Für alles Weitere wird auf die zutreffenden Ausführungen im angefochtenen Entscheid verwiesen (Art. 109 Abs. 3 BGG). Nach Art. 66 Abs. 3 BGG hat unnötige Kosten zu tragen, wer sie verursacht. Unter diesem Titel könnte die FINMA vorliegend kostenpflichtig erklärt werden. Es rechtfertigt sich jedoch trotz allfälliger Vermögensinteressen nicht, von der Grundregel der Kostenlosigkeit für Bundesbehörden, die mit öffentlich-rechtlichen Aufgaben betraut sind, abzuweichen (Art. 66 Abs. 1 i.V.m. Abs. 4 BGG). Die FINMA hat den Beschwerdegegner für das bundesgerichtliche Verfahren jedoch angemessen zu entschädigen (Art. 68 BGG).

Demnach erkennt das Bundesgericht:

1.
Die Beschwerde wird abgewiesen, soweit darauf einzutreten ist.

2.
2.1 Es werden keine Kosten erhoben.

2.2 Die FINMA hat den Beschwerdegegner für das bundesgerichtliche Verfahren mit Fr. 1'200.-- zu entschädigen.

3.
Dieses Urteil wird den Verfahrensbeteiligten und dem Bundesverwaltungsgericht, Abteilung II, schriftlich mitgeteilt.

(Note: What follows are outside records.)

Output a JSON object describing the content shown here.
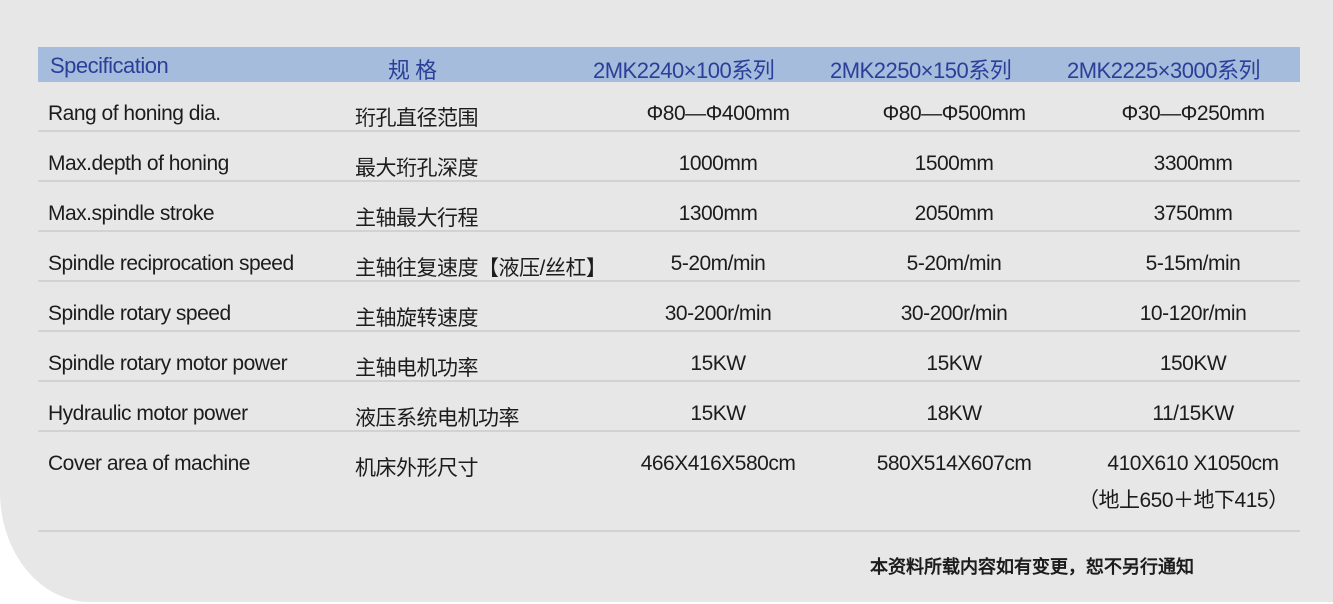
{
  "header": [
    "Specification",
    "规 格",
    "2MK2240×100系列",
    "2MK2250×150系列",
    "2MK2225×3000系列"
  ],
  "rows": [
    [
      "Rang of honing dia.",
      "珩孔直径范围",
      "Φ80—Φ400mm",
      "Φ80—Φ500mm",
      "Φ30—Φ250mm"
    ],
    [
      "Max.depth of honing",
      "最大珩孔深度",
      "1000mm",
      "1500mm",
      "3300mm"
    ],
    [
      "Max.spindle stroke",
      "主轴最大行程",
      "1300mm",
      "2050mm",
      "3750mm"
    ],
    [
      "Spindle reciprocation speed",
      "主轴往复速度【液压/丝杠】",
      "5-20m/min",
      "5-20m/min",
      "5-15m/min"
    ],
    [
      "Spindle rotary speed",
      "主轴旋转速度",
      "30-200r/min",
      "30-200r/min",
      "10-120r/min"
    ],
    [
      "Spindle rotary motor power",
      "主轴电机功率",
      "15KW",
      "15KW",
      "150KW"
    ],
    [
      "Hydraulic motor power",
      "液压系统电机功率",
      "15KW",
      "18KW",
      "11/15KW"
    ],
    [
      "Cover area of machine",
      "机床外形尺寸",
      "466X416X580cm",
      "580X514X607cm",
      "410X610 X1050cm"
    ]
  ],
  "cover_area_note": "（地上650＋地下415）",
  "footer_note": "本资料所载内容如有变更，恕不另行通知"
}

Lausanne, 23. September 2010
Im Namen der II. öffentlich-rechtlichen Abteilung
des Schweizerischen Bundesgerichts
Der Präsident: Der Gerichtsschreiber:

Zünd Hugi Yar

Keywords

administrative costsadvertising banwarning measurebinding effectredecisionparty compensationcourt costspublic authority

Extracted by Omnilex

Key legal question

Whether FINMA was entitled to issue a new cost order after the Federal Supreme Court had already ruled on the matter

Extracted holding

FINMA had no authority to decide the matter again because the Federal Supreme Court had not remitted the case to FINMA.

Extracted reasoning

The earlier Supreme Court judgment was binding; only the Federal Administrative Court had been asked to reconsider its own costs. FINMA therefore could not re-decide the same issue.

Key legal question

Whether the CHF 3,000 costs for the advertising ban could be imposed on X.________

Extracted holding

The costs could not be imposed on X.________ in the circumstances of the case.

Extracted reasoning

The advertising ban had been characterized as a warning or admonition rather than an independent measure, and X.________ was only indirectly involved in the group activity. A cost 'piercing' through the bankrupt company to him was not justified.

Key legal question

Costs of the federal proceedings

Extracted holding

No court costs were charged to the parties; FINMA had to pay party compensation to X.________.

Extracted reasoning

Although unnecessary costs can be charged to the party causing them, the rule of free proceedings for federal authorities engaged in public-law tasks was maintained. Compensation under Art. 68 BGG was due to the respondent.